One of the interesting things about reading this book recently is because I heard a few weeks ago that Pat Buchanan (I think) was blaming immigrants for bringing leprosy into the country. Now, Buchanan's an idiot, but CNN (or was it MSNBC?) reported it too, claiming that in the past three years, we've seen 7000 new cases of leprosy. 60 Minutes put the kibosh on that, pointing out that it's 7000 new cases in 30 years, but I get a bit peeved when a news organization doesn't do its homework. Tayman points out that we shouldn't even call it leprosy because of the negative connotations; it's called Hansen's disease after the man who discovered the bacillus. I'm sure a quick call to a doctor would have confirmed that. Also, for CNN (or MSNBC) to suggest that this would be a major epidemic, when leprosy is not that communicable, is just awful.

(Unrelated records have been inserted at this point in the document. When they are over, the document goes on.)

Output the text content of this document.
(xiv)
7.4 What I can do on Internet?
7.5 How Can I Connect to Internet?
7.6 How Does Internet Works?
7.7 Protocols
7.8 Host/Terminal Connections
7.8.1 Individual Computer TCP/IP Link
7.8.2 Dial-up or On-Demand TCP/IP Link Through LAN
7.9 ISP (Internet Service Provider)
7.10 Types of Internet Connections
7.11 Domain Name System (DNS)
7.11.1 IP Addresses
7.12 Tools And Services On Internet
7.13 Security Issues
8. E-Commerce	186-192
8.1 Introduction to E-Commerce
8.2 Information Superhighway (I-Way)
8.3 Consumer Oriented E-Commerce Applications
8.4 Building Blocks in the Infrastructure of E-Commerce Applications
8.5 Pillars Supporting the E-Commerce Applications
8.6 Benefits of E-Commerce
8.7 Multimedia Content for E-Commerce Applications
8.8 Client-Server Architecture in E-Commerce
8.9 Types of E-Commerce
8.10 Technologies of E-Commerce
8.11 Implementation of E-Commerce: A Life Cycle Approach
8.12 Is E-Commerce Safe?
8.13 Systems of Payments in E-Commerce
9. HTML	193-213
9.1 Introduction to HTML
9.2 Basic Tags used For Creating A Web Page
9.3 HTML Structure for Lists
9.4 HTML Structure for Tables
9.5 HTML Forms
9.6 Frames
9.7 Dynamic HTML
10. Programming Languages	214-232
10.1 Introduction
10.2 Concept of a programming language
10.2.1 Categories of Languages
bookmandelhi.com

Buchanan, of course, wants to scare everyone into deporting all those filthy immigrants. I guess I thought news organizations were above that. I know, silly me.

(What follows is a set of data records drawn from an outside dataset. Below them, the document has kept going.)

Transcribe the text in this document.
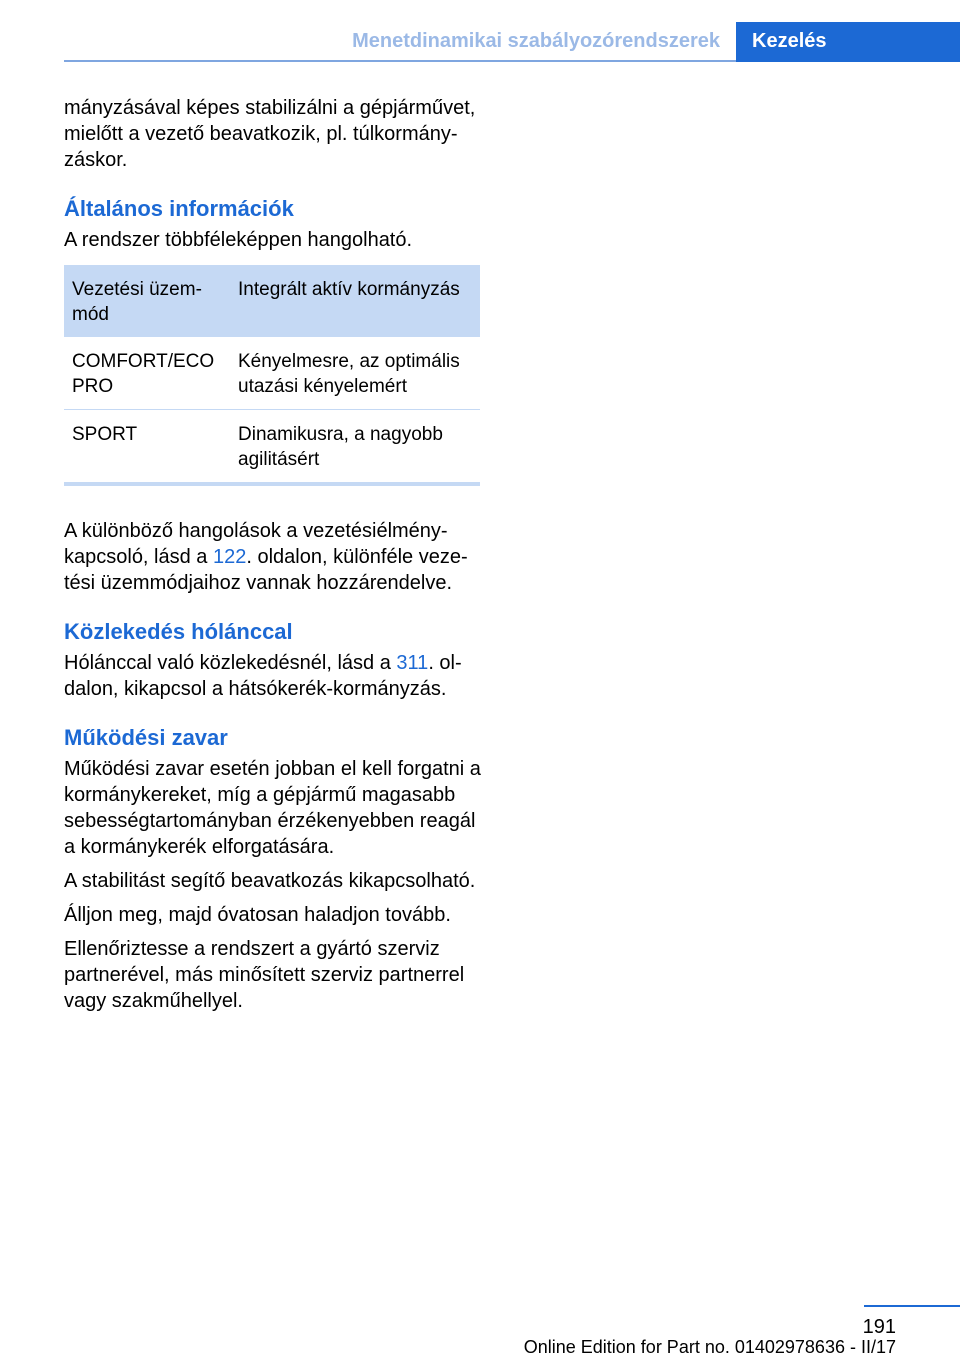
Menetdinamikai szabályozórendszerek	Kezelés

mányzásával képes stabilizálni a gépjárművet, mielőtt a vezető beavatkozik, pl. túlkormányzáskor.

Általános információk

A rendszer többféleképpen hangolható.

Vezetési üzemmód	Integrált aktív kormányzás
COMFORT/ECO PRO	Kényelmesre, az optimális utazási kényelemért
SPORT	Dinamikusra, a nagyobb agilitásért

A különböző hangolások a vezetésiélménykapcsoló, lásd a 122. oldalon, különféle vezetési üzemmódjaihoz vannak hozzárendelve.

Közlekedés hólánccal

Hólánccal való közlekedésnél, lásd a 311. oldalon, kikapcsol a hátsókerék-kormányzás.

Működési zavar

Működési zavar esetén jobban el kell forgatni a kormánykereket, míg a gépjármű magasabb sebességtartományban érzékenyebben reagál a kormánykerék elforgatására.

A stabilitást segítő beavatkozás kikapcsolható.

Álljon meg, majd óvatosan haladjon tovább.

Ellenőriztesse a rendszert a gyártó szerviz partnerével, más minősített szerviz partnerrel vagy szakműhellyel.

191
Online Edition for Part no. 01402978636 - II/17
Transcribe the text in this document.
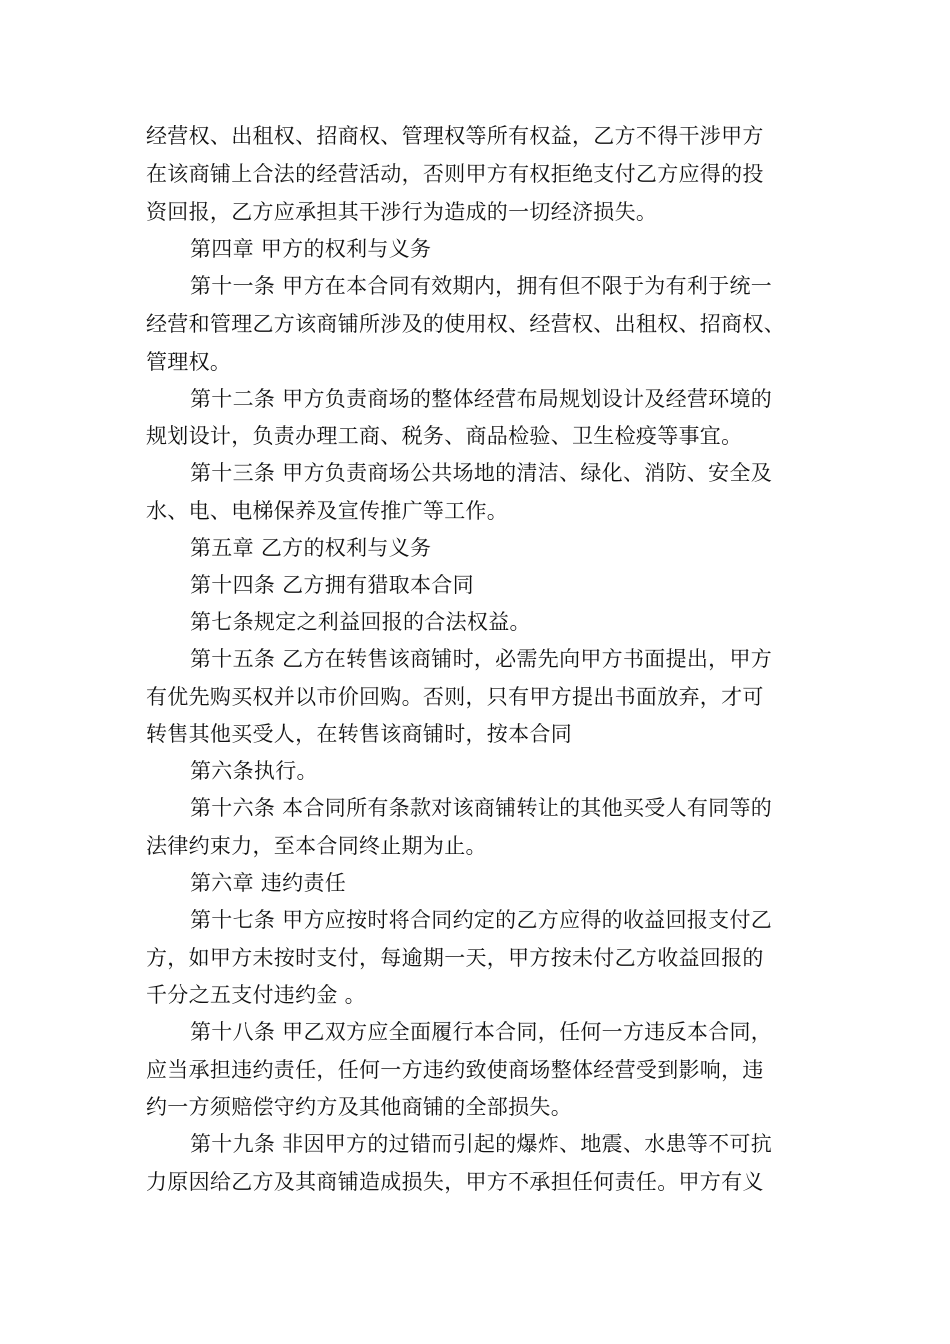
经营权、出租权、招商权、管理权等所有权益，乙方不得干涉甲方
在该商铺上合法的经营活动，否则甲方有权拒绝支付乙方应得的投
资回报，乙方应承担其干涉行为造成的一切经济损失。
第四章 甲方的权利与义务
第十一条 甲方在本合同有效期内，拥有但不限于为有利于统一
经营和管理乙方该商铺所涉及的使用权、经营权、出租权、招商权、
管理权。
第十二条 甲方负责商场的整体经营布局规划设计及经营环境的
规划设计，负责办理工商、税务、商品检验、卫生检疫等事宜。
第十三条 甲方负责商场公共场地的清洁、绿化、消防、安全及
水、电、电梯保养及宣传推广等工作。
第五章 乙方的权利与义务
第十四条 乙方拥有猎取本合同
第七条规定之利益回报的合法权益。
第十五条 乙方在转售该商铺时，必需先向甲方书面提出，甲方
有优先购买权并以市价回购。否则，只有甲方提出书面放弃，才可
转售其他买受人，在转售该商铺时，按本合同
第六条执行。
第十六条 本合同所有条款对该商铺转让的其他买受人有同等的
法律约束力，至本合同终止期为止。
第六章 违约责任
第十七条 甲方应按时将合同约定的乙方应得的收益回报支付乙
方，如甲方未按时支付，每逾期一天，甲方按未付乙方收益回报的
千分之五支付违约金 。
第十八条 甲乙双方应全面履行本合同，任何一方违反本合同，
应当承担违约责任，任何一方违约致使商场整体经营受到影响，违
约一方须赔偿守约方及其他商铺的全部损失。
第十九条 非因甲方的过错而引起的爆炸、地震、水患等不可抗
力原因给乙方及其商铺造成损失，甲方不承担任何责任。甲方有义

Another problem with the way Tayman writes the final section, and the problem with any book that relies on interviews and personal accounting, is the potential for controversy. Three of the people Tayman focuses on in the book have disavowed most of it, and even Tayman's movements into the colony have been questioned. It's an interesting side note to the book, but it doesn't change the fact that it's a very compelling read. Tayman's blog is here, by the way, if you're interested.